As long as you keep an open dialogue with your children, you should not have anything to worry about. You have to candid and honest and not just tell them “you better not….”, because that will get you no where fast. I am not going to stress myself constantly trying to read my daughter’s texts or her facebook posts. I have her passwords, but I rarely bother to look. We talk about the consequence of once you send the text, leave the message, post on facebook, send the picture, etc…it is out there for the world to see and you can never take it back. It’s an ongoing conversation. Sometimes she does not always want to hear/discuss certain things but I always tell her it is my job as a parent to ensure she has received the knowledge and it is up to her as to whether she adheres. Take the hard route, suffer the lasting consequences.

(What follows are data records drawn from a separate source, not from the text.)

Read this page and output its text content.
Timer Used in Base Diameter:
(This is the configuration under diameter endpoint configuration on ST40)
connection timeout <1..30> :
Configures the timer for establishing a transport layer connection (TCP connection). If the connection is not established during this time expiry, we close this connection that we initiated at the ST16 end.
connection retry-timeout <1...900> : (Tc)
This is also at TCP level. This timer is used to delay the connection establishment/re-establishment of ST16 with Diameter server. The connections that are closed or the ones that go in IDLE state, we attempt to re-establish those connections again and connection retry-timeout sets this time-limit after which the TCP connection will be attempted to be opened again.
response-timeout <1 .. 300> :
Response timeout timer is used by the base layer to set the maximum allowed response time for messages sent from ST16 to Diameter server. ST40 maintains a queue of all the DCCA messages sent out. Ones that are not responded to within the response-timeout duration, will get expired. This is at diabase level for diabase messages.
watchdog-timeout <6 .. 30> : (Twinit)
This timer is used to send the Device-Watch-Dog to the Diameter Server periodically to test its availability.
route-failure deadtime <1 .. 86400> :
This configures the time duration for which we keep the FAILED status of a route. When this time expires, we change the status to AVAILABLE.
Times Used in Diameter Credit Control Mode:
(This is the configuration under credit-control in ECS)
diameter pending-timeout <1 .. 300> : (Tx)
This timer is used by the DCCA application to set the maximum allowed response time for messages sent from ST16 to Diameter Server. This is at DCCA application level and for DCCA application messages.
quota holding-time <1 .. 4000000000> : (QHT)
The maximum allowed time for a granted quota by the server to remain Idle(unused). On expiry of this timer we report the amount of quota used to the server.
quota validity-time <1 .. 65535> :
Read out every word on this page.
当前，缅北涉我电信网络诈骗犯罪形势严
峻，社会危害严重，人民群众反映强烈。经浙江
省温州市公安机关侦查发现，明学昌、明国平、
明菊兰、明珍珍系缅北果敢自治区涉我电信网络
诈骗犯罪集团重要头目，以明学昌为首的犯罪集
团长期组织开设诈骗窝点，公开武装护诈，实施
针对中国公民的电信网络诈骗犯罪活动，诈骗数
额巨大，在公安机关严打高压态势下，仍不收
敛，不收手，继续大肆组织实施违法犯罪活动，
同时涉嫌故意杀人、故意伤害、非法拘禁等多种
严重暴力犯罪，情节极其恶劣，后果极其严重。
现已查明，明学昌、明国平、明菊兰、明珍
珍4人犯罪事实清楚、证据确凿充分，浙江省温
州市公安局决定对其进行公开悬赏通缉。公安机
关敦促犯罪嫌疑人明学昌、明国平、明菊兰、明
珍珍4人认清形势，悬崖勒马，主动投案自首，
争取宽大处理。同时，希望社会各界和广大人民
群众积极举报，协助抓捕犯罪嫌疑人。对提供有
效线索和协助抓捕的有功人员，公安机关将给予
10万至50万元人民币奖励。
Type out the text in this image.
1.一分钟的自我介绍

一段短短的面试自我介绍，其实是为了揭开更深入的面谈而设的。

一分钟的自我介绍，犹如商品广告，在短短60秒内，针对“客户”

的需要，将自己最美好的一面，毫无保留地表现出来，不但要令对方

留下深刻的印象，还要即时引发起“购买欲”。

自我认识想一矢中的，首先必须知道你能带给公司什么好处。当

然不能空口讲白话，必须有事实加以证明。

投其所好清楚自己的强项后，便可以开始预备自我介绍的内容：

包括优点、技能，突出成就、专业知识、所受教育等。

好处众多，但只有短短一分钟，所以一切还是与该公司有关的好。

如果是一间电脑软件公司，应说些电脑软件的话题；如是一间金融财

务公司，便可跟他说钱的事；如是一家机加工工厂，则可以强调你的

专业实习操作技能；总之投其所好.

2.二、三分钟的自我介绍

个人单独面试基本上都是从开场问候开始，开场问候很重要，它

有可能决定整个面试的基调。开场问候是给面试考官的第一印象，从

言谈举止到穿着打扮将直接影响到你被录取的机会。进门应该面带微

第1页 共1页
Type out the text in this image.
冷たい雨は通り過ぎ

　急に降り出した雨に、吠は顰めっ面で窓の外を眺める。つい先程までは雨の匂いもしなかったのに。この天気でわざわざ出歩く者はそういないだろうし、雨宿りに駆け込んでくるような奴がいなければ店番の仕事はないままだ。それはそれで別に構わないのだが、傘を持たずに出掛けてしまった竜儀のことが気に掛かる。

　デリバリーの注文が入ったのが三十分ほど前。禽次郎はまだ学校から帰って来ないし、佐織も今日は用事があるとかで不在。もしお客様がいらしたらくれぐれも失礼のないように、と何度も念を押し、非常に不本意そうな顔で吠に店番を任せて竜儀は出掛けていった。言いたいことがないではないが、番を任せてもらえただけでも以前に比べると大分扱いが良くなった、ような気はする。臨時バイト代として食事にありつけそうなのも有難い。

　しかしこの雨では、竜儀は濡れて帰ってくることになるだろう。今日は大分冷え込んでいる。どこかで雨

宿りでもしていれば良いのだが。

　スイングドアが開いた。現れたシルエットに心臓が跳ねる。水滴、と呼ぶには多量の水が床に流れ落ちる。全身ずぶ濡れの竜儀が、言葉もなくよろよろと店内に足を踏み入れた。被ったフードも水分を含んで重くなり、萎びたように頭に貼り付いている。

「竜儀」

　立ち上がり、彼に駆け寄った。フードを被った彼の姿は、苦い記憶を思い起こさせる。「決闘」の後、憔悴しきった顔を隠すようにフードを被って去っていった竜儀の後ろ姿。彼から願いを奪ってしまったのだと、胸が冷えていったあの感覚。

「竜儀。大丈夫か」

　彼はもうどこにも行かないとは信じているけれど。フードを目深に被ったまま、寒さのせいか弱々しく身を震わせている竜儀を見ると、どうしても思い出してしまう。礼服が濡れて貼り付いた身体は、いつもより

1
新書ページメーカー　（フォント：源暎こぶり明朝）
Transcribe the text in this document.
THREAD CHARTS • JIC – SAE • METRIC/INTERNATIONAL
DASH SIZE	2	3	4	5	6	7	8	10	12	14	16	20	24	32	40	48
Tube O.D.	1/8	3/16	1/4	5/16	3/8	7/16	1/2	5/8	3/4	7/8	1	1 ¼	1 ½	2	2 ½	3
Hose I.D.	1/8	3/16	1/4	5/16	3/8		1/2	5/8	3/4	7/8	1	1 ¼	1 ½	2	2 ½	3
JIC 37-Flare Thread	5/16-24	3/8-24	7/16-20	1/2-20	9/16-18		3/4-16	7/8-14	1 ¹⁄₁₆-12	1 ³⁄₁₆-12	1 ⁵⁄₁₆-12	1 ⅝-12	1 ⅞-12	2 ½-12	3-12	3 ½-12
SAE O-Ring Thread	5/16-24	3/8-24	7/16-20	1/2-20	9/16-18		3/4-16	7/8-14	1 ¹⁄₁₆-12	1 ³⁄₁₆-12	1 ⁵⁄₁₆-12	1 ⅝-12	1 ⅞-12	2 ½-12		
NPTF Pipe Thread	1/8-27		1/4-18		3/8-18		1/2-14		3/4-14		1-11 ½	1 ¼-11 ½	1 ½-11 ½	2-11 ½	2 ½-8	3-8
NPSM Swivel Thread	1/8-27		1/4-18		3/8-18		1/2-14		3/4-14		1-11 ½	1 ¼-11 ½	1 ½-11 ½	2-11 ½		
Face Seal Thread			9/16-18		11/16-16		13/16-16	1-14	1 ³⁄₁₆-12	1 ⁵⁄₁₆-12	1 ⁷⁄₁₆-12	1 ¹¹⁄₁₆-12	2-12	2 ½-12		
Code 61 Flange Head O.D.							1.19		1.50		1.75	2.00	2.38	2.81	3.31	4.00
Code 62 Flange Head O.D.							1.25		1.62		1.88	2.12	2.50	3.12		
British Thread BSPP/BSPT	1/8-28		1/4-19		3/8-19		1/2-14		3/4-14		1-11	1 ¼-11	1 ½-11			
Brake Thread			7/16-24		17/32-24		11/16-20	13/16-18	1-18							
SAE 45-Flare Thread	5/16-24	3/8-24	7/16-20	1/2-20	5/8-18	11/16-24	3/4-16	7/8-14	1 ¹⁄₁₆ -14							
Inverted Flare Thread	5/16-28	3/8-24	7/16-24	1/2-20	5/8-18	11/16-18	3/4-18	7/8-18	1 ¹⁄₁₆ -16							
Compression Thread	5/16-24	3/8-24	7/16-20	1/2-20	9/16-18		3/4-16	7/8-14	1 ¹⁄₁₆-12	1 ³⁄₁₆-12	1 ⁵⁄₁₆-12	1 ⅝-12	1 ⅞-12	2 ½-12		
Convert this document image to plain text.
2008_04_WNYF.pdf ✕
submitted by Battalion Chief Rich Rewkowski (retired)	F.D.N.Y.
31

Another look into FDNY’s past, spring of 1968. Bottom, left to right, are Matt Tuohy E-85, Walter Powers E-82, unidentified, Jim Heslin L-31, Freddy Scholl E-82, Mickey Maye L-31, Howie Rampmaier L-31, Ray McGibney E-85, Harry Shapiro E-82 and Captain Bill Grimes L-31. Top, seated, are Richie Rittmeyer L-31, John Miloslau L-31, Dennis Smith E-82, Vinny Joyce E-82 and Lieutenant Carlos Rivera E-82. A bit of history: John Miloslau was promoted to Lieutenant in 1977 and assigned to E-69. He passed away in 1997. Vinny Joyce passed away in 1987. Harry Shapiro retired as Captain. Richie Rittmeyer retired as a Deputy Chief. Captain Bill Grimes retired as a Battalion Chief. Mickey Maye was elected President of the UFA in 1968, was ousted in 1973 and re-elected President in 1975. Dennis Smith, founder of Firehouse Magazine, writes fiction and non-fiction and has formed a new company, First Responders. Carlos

She will be 14 in a couple of weeks and only a few short years before she is off to college. We are coming to a time where she will soon be out and about without adult supervision all of the time. I am not going to follow her around everywhere that she goes and spy on her. I am going to keep the dialogue open, realize that she is going to make mistakes along the way and pray that her conscious continues to guides her in a positive direction.

Ted Kennedy's Ghost

December 5th, 2011
11:57 am

What’s a sexting?

Cammi317

December 5th, 2011
11:57 am

*please excuse the couple of typo/grammatical errors….

Logic 05

December 5th, 2011
11:58 am

Cammi317

You sound like a smart woman!

Ruth

December 5th, 2011
11:59 am

I agree 100% with “College Student” and “HB”
The “Problem” isn’t sexting…the “Problem” is the way children are raised now days. they all have non stop tv access can watch any movie they want all have Cellphones before age 3 (yes being sarcastic) and parents (more often than not) do their best to let the anybody else raise their kids. They won’t take their time to and be the parents they should; help their kids with their homework put them in extracurricular activities and other things to keep them busy. Maybe if more parents took the time to be just that, PARENTS and not try to CONTROL every little thing their kids do.
If I do my job correctly as a PARENT I won’t have to worry about my baby girl growing up to be the next “Teen Mommy”. I’m not going to monitor EVERY LITTLE detail of her life. I’m going to teach her what is right and wrong. She will have to EARN her privilege to have a cellphone with my trust.
That is another problem with “MOMS AND DADS” these days they just give the kids whatever they want whenever they want and then give them no privacy (sneaking around their stuff)…I can assure you that if my parents did that I would do stuff just to piss them off and everything I could to rebel.

Commonsenseagitator

December 5th, 2011
12:02 pm

Kids have no business with cell phones anyway. Parents have ruined 2 generations of American kids by giving them everything they want and not whipping their butts when they should have. Make fun all you like but facts are facts and the teen pregnancy problem wasn’t around in the 70s and kids were more respectful than these spoiled rotten brats that are being produced now. Our parents disciplined us when we needed it and made sure we had strong moral compasses, something the last couple of generations do not have or ever had.

camille

December 5th, 2011
12:08 pm

I am learning the codes. However, as the one who pays the bill and controls that account I snatch the phone anytime i want and I read all messages coming and going

Cammi317

December 5th, 2011
12:11 pm

@ Logic…thanks. I am a work in progress :0). @Camille, I rarely ever come across other Camille’s, so hello!

Brad

December 5th, 2011
12:13 pm

Simple solution. No cell phone, no texting. We all made it in life just fine without a cell phone.